La métropole québécoise sera l’hôte de la COP15, un sommet majeur de l’ONU sur la biodiversité, du 5 au 17 décembre prochain.

La première partie de la 15e Conférence des parties (COP) de la Convention sur la diversité biologique des Nations unies avait eu lieu à Kunming, en Chine, à l’automne 2021. La rencontre s’était tenue selon une formule hybride, c’est-à-dire que des dirigeants y ont participé en ligne.

La deuxième partie de la conférence devait se tenir au même endroit, mais les règles sanitaires et les confinements à répétition dans plusieurs villes chinoises ont forcé les Nations unies à envisager un autre endroit.

C’est à partir de ce moment que le Secrétariat de la Convention sur la diversité biologique des Nations unies, dont le siège se trouve à Montréal, a commencé à envisager de tenir la deuxième partie de la COP15 dans la métropole.

L’organisme onusien a confirmé dans une lettre qu’il tiendra cet important sommet à Montréal du 5 au 17 décembre. Même si ce sommet se tient au Canada, c’est la Chine qui présidera la COP15, indique-t-on. Le logo et la thématique sont maintenus.

Le Secrétariat de la Convention sur la diversité biologique des Nations unies travaillera de pair avec les gouvernements chinois et canadien pour assurer la logistique en prévision de cette conférence.

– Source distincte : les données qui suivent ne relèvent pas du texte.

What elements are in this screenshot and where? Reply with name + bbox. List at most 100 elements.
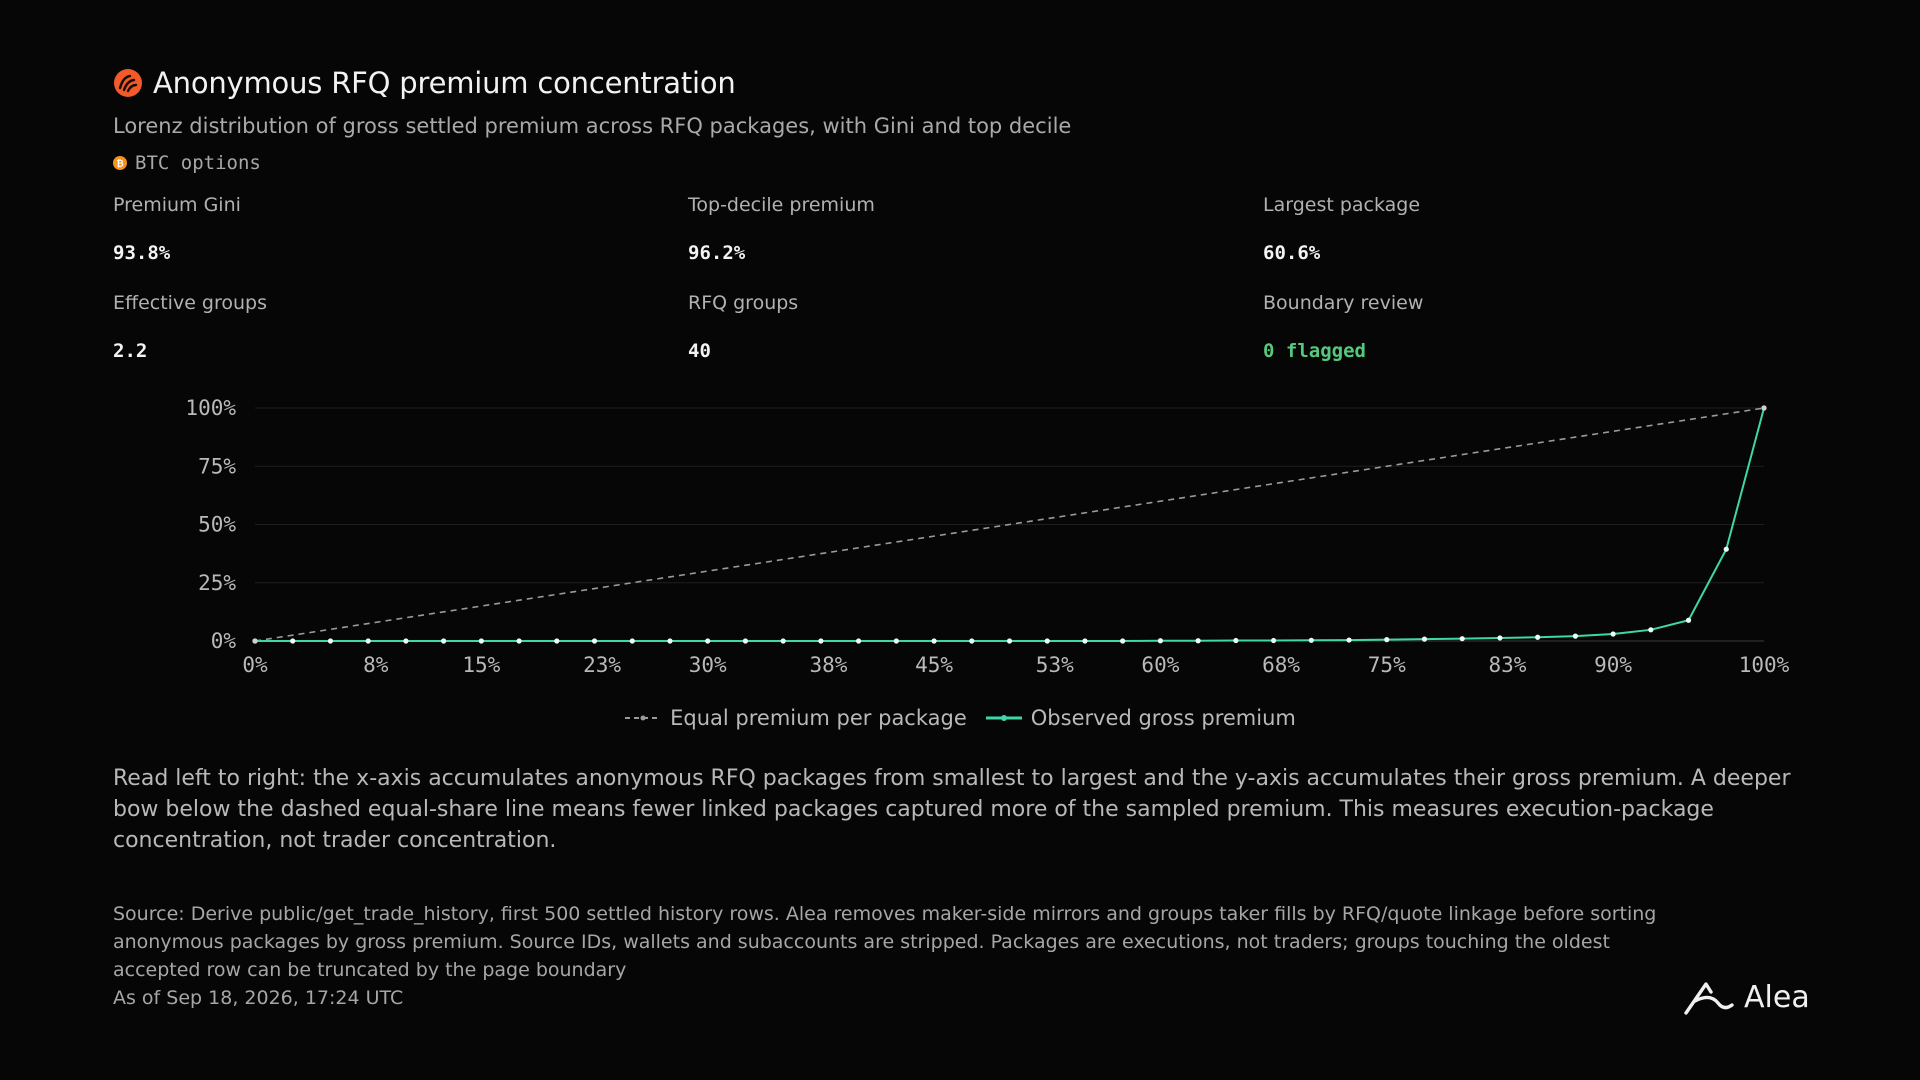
metric-value: 93.8% xyxy=(113,242,171,264)
observed-data-point xyxy=(1270,637,1277,644)
x-tick-label: 38% xyxy=(809,653,847,677)
metric-label: Largest package xyxy=(1263,194,1421,216)
observed-data-point xyxy=(290,638,296,644)
x-tick-label: 0% xyxy=(242,653,268,677)
observed-data-point xyxy=(629,638,635,644)
observed-data-point xyxy=(1648,627,1654,633)
observed-data-point xyxy=(327,638,334,644)
observed-data-point xyxy=(1308,637,1314,643)
x-tick-label: 68% xyxy=(1262,653,1300,677)
brand-name: Alea xyxy=(1744,980,1810,1015)
observed-data-point xyxy=(705,638,711,644)
metric-top-decile-premium: Top-decile premium 96.2% xyxy=(688,194,1263,292)
metric-label: Top-decile premium xyxy=(688,194,875,216)
observed-data-point xyxy=(1610,631,1616,637)
observed-data-point xyxy=(856,638,862,644)
x-tick-label: 30% xyxy=(689,653,727,677)
instrument-label: BTC options xyxy=(135,152,261,174)
legend-dashed-swatch-icon xyxy=(625,715,662,721)
x-tick-label: 45% xyxy=(915,653,953,677)
observed-data-point xyxy=(742,638,749,644)
observed-data-point xyxy=(1723,546,1729,552)
metric-value: 40 xyxy=(688,340,711,362)
metric-label: Boundary review xyxy=(1263,292,1424,314)
chart-legend: Equal premium per package Observed gross… xyxy=(0,706,1920,730)
x-tick-label: 90% xyxy=(1594,653,1632,677)
brand-mark-icon xyxy=(114,69,142,97)
observed-data-point xyxy=(1233,637,1239,644)
observed-data-point xyxy=(893,638,899,644)
observed-data-point xyxy=(1195,638,1201,644)
y-tick-label: 0% xyxy=(211,629,237,653)
metric-effective-groups: Effective groups 2.2 xyxy=(113,292,688,390)
legend-label: Observed gross premium xyxy=(1030,706,1296,730)
page-title: Anonymous RFQ premium concentration xyxy=(153,66,736,100)
equal-data-point xyxy=(252,638,258,644)
page-subtitle: Lorenz distribution of gross settled pre… xyxy=(113,114,1072,138)
observed-data-point xyxy=(969,638,975,644)
y-tick-label: 25% xyxy=(198,571,236,595)
metric-largest-package: Largest package 60.6% xyxy=(1263,194,1838,292)
legend-solid-swatch-icon xyxy=(985,715,1022,721)
metric-label: Effective groups xyxy=(113,292,268,314)
observed-data-point xyxy=(1082,638,1088,644)
observed-data-point xyxy=(516,638,522,644)
observed-data-point xyxy=(441,638,447,644)
x-tick-label: 83% xyxy=(1489,653,1527,677)
metric-label: Premium Gini xyxy=(113,194,241,216)
instrument-tag: ₿ BTC options xyxy=(113,152,1071,174)
metric-boundary-review: Boundary review 0 flagged xyxy=(1263,292,1838,390)
observed-data-point xyxy=(365,638,371,644)
as-of-timestamp: As of Sep 18, 2026, 17:24 UTC xyxy=(113,987,404,1009)
y-tick-label: 100% xyxy=(185,396,236,420)
x-tick-label: 8% xyxy=(363,653,389,677)
observed-data-point xyxy=(780,638,786,644)
metric-value: 0 flagged xyxy=(1263,340,1366,362)
metrics-grid: Premium Gini 93.8% Top-decile premium 96… xyxy=(113,194,1853,390)
observed-data-point xyxy=(1535,634,1541,640)
metric-value: 2.2 xyxy=(113,340,148,362)
legend-item-observed: Observed gross premium xyxy=(985,706,1296,730)
brand-footer: Alea xyxy=(1684,980,1810,1015)
observed-data-point xyxy=(1685,617,1692,623)
bitcoin-icon: ₿ xyxy=(113,156,127,170)
metric-value: 60.6% xyxy=(1263,242,1321,264)
alea-logo-icon xyxy=(1684,981,1734,1015)
observed-data-point xyxy=(1120,638,1126,644)
source-note: Source: Derive public/get_trade_history,… xyxy=(113,903,1657,981)
equal-share-line xyxy=(254,407,1765,642)
observed-data-point xyxy=(1006,638,1013,644)
equal-data-point xyxy=(1761,405,1767,411)
observed-data-point xyxy=(1497,635,1503,641)
observed-data-point xyxy=(1421,636,1428,642)
y-tick-label: 75% xyxy=(198,454,236,478)
metric-label: RFQ groups xyxy=(688,292,799,314)
metric-rfq-groups: RFQ groups 40 xyxy=(688,292,1263,390)
x-tick-label: 23% xyxy=(583,653,621,677)
chart-header: Anonymous RFQ premium concentration Lore… xyxy=(113,66,1071,174)
observed-data-point xyxy=(554,638,560,644)
x-tick-label: 15% xyxy=(462,653,500,677)
x-tick-label: 60% xyxy=(1141,653,1179,677)
x-tick-label: 53% xyxy=(1036,653,1074,677)
lorenz-chart: 0% 25% 50% 75% 100% 0% 8% 15% 23% 30% 38% 45% 53% 60%… xyxy=(185,396,1790,677)
observed-data-point xyxy=(1384,637,1390,643)
observed-data-point xyxy=(1044,638,1050,644)
x-tick-label: 100% xyxy=(1739,653,1790,677)
title-row: Anonymous RFQ premium concentration xyxy=(113,66,1071,100)
observed-data-point xyxy=(1346,637,1352,643)
observed-data-point xyxy=(1572,633,1578,639)
observed-data-point xyxy=(1157,638,1163,644)
observed-data-point xyxy=(1459,636,1465,642)
observed-data-point xyxy=(403,638,409,644)
legend-item-equal: Equal premium per package xyxy=(624,706,967,730)
observed-data-point xyxy=(478,638,484,644)
observed-data-point xyxy=(818,638,824,644)
observed-data-point xyxy=(591,638,598,644)
legend-label: Equal premium per package xyxy=(670,706,967,730)
chart-explanation: Read left to right: the x-axis accumulat… xyxy=(113,766,1791,853)
y-tick-label: 50% xyxy=(198,513,236,537)
metric-premium-gini: Premium Gini 93.8% xyxy=(113,194,688,292)
observed-data-point xyxy=(667,638,673,644)
x-tick-label: 75% xyxy=(1368,653,1406,677)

Le gouvernement chinois s’est notamment engagé à financer le voyage des ministres issus des pays en voie de développement.

En conférence de presse dans la région de Québec lundi, le ministre fédéral de l’Environnement Steven Guilbeault a parlé d’un événement prestigieux pour le Canada.

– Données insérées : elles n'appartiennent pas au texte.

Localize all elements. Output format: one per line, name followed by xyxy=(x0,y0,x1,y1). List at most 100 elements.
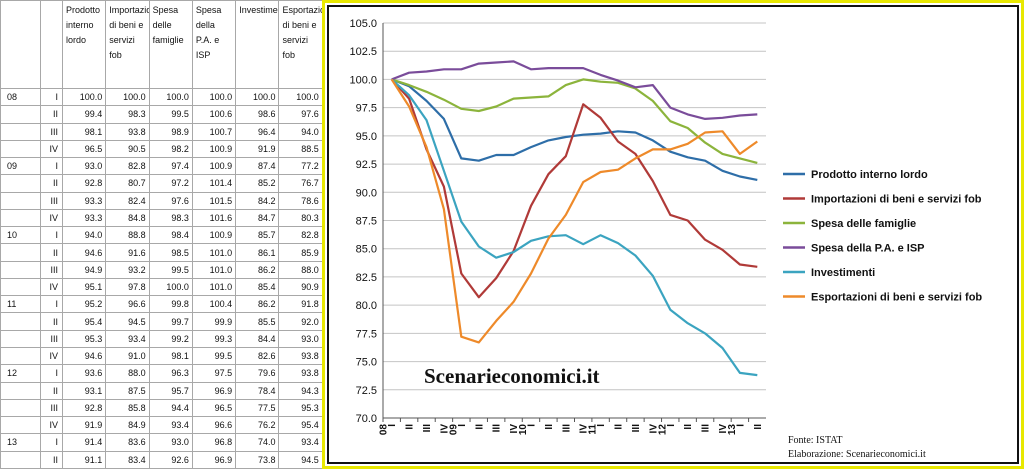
x-tick-quarter: I xyxy=(457,424,468,427)
value-cell: 82.8 xyxy=(105,157,150,176)
value-cell: 99.8 xyxy=(148,295,193,314)
x-tick-quarter: I xyxy=(666,424,677,427)
value-cell: 93.4 xyxy=(148,416,193,435)
x-tick-quarter: III xyxy=(701,424,712,433)
year-cell xyxy=(0,329,41,348)
value-cell: 92.6 xyxy=(148,450,193,469)
value-cell: 97.5 xyxy=(191,364,237,383)
value-cell: 93.8 xyxy=(278,346,323,366)
year-cell: 08 xyxy=(0,87,41,107)
table-row: 08 I 100.0 100.0 100.0 100.0 100.0 100.0 xyxy=(0,87,323,107)
table-row: II 93.1 87.5 95.7 96.9 78.4 94.3 xyxy=(0,381,323,400)
value-cell: 91.9 xyxy=(235,139,280,159)
value-cell: 88.0 xyxy=(105,364,150,383)
value-cell: 93.4 xyxy=(278,433,323,452)
value-cell: 93.8 xyxy=(105,122,150,141)
value-cell: 98.1 xyxy=(61,122,107,141)
value-cell: 95.1 xyxy=(61,277,107,297)
table-row: III 94.9 93.2 99.5 101.0 86.2 88.0 xyxy=(0,260,323,279)
y-tick-label: 72.5 xyxy=(356,385,377,397)
value-cell: 98.1 xyxy=(148,346,193,366)
x-tick-quarter: IV xyxy=(718,424,729,434)
chart-frame: 70.0 72.5 75.0 77.5 80.0 82.5 85.0 87.5 90.0 92.5… xyxy=(322,0,1024,469)
value-cell: 101.5 xyxy=(191,191,237,210)
value-cell: 84.8 xyxy=(105,208,150,228)
value-cell: 96.6 xyxy=(191,416,237,435)
y-tick-label: 105.0 xyxy=(349,18,377,30)
value-cell: 91.4 xyxy=(61,433,107,452)
value-cell: 94.5 xyxy=(105,312,150,331)
x-tick-quarter: IV xyxy=(579,424,590,434)
legend-label: Spesa della P.A. e ISP xyxy=(811,243,925,255)
quarter-cell: II xyxy=(40,381,63,400)
value-cell: 101.4 xyxy=(191,174,237,193)
value-cell: 85.5 xyxy=(235,312,280,331)
value-cell: 86.2 xyxy=(235,295,280,314)
x-tick-quarter: II xyxy=(753,424,764,430)
year-cell: 10 xyxy=(0,226,41,245)
table-row: 09 I 93.0 82.8 97.4 100.9 87.4 77.2 xyxy=(0,157,323,176)
value-cell: 95.4 xyxy=(61,312,107,331)
value-cell: 88.8 xyxy=(105,226,150,245)
year-cell xyxy=(0,260,41,279)
table-row: 12 I 93.6 88.0 96.3 97.5 79.6 93.8 xyxy=(0,364,323,383)
value-cell: 98.9 xyxy=(148,122,193,141)
legend-label: Investimenti xyxy=(811,267,875,279)
value-cell: 78.4 xyxy=(235,381,280,400)
value-cell: 100.0 xyxy=(148,87,193,107)
value-cell: 94.0 xyxy=(61,226,107,245)
value-cell: 96.4 xyxy=(235,122,280,141)
quarter-cell: II xyxy=(40,450,63,469)
value-cell: 87.5 xyxy=(105,381,150,400)
quarter-cell: IV xyxy=(40,346,63,366)
value-cell: 94.6 xyxy=(61,243,107,262)
x-tick-year: 10 xyxy=(518,424,529,436)
value-cell: 74.0 xyxy=(235,433,280,452)
value-cell: 91.6 xyxy=(105,243,150,262)
year-cell xyxy=(0,243,41,262)
watermark-text: Scenarieconomici.it xyxy=(424,364,600,388)
table-row: III 93.3 82.4 97.6 101.5 84.2 78.6 xyxy=(0,191,323,210)
y-tick-label: 97.5 xyxy=(356,103,377,115)
value-cell: 94.3 xyxy=(278,381,323,400)
value-cell: 98.3 xyxy=(105,105,150,124)
value-cell: 94.5 xyxy=(278,450,323,469)
value-cell: 93.0 xyxy=(148,433,193,452)
x-tick-quarter: II xyxy=(405,424,416,430)
y-tick-label: 70.0 xyxy=(356,413,377,425)
table-row: IV 91.9 84.9 93.4 96.6 76.2 95.4 xyxy=(0,416,323,435)
value-cell: 92.0 xyxy=(278,312,323,331)
value-cell: 100.9 xyxy=(191,157,237,176)
x-tick-year: 13 xyxy=(727,424,738,436)
value-cell: 78.6 xyxy=(278,191,323,210)
quarter-cell: I xyxy=(40,364,63,383)
quarter-cell: I xyxy=(40,433,63,452)
value-cell: 100.0 xyxy=(148,277,193,297)
value-cell: 92.8 xyxy=(61,398,107,418)
table-row: 13 I 91.4 83.6 93.0 96.8 74.0 93.4 xyxy=(0,433,323,452)
value-cell: 93.6 xyxy=(61,364,107,383)
year-cell xyxy=(0,122,41,141)
table-row: 11 I 95.2 96.6 99.8 100.4 86.2 91.8 xyxy=(0,295,323,314)
value-cell: 94.4 xyxy=(148,398,193,418)
x-tick-quarter: I xyxy=(387,424,398,427)
series-line xyxy=(390,78,758,299)
value-cell: 88.0 xyxy=(278,260,323,279)
table-row: II 92.8 80.7 97.2 101.4 85.2 76.7 xyxy=(0,174,323,193)
value-cell: 87.4 xyxy=(235,157,280,176)
x-tick-year: 12 xyxy=(657,424,668,436)
x-tick-quarter: IV xyxy=(648,424,659,434)
value-cell: 101.0 xyxy=(191,243,237,262)
value-cell: 93.3 xyxy=(61,191,107,210)
value-cell: 85.9 xyxy=(278,243,323,262)
value-cell: 86.1 xyxy=(235,243,280,262)
table-row: IV 94.6 91.0 98.1 99.5 82.6 93.8 xyxy=(0,346,323,366)
value-cell: 97.6 xyxy=(148,191,193,210)
value-cell: 99.5 xyxy=(148,260,193,279)
value-cell: 96.8 xyxy=(191,433,237,452)
quarter-cell: IV xyxy=(40,208,63,228)
quarter-cell: I xyxy=(40,87,63,107)
table-row: 10 I 94.0 88.8 98.4 100.9 85.7 82.8 xyxy=(0,226,323,245)
axes: 70.0 72.5 75.0 77.5 80.0 82.5 85.0 87.5 90.0 92.5… xyxy=(349,18,766,435)
quarter-cell: III xyxy=(40,191,63,210)
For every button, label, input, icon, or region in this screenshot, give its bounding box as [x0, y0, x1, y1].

Une COP particulièrement importante

Trente ans après la signature de la Convention sur la diversité biologique au Sommet de la Terre de Rio, la prochaine COP est particulièrement importante, selon Elizabeth Maruma Mrema, la secrétaire administrative de la Convention sur la diversité biologique. C’est le cas, dit-elle, en raison des preuves scientifiques récentes selon lesquelles la perte de biodiversité se produit à un rythme sans précédent.

Lors d'un discours à Montréal au début du mois, Elizabeth Maruma Mrema a fait référence à un rapport particulièrement alarmant publié en 2019 par la Plateforme intergouvernementale sur la biodiversité et les services écosystémiques (IPBES), qui relève de l'ONU.

Plus d'un demi-million d'espèces terrestres ont un habitat insuffisant pour leur survie à long terme et risquent de disparaître, dont plusieurs d'ici à peine quelques décennies, à moins que leurs habitats ne soient restaurés, selon ce rapport.

Le taux d'extinction des espèces s'accélère, ce qui a de graves conséquences sur les populations humaines et risque d'éroder les fondements mêmes de nos économies, nos moyens de subsistance, la sécurité alimentaire, la santé et la qualité de vie dans le monde entier, avait rappelé le président de l'IPBES, Robert Watson, lors de la publication du rapport.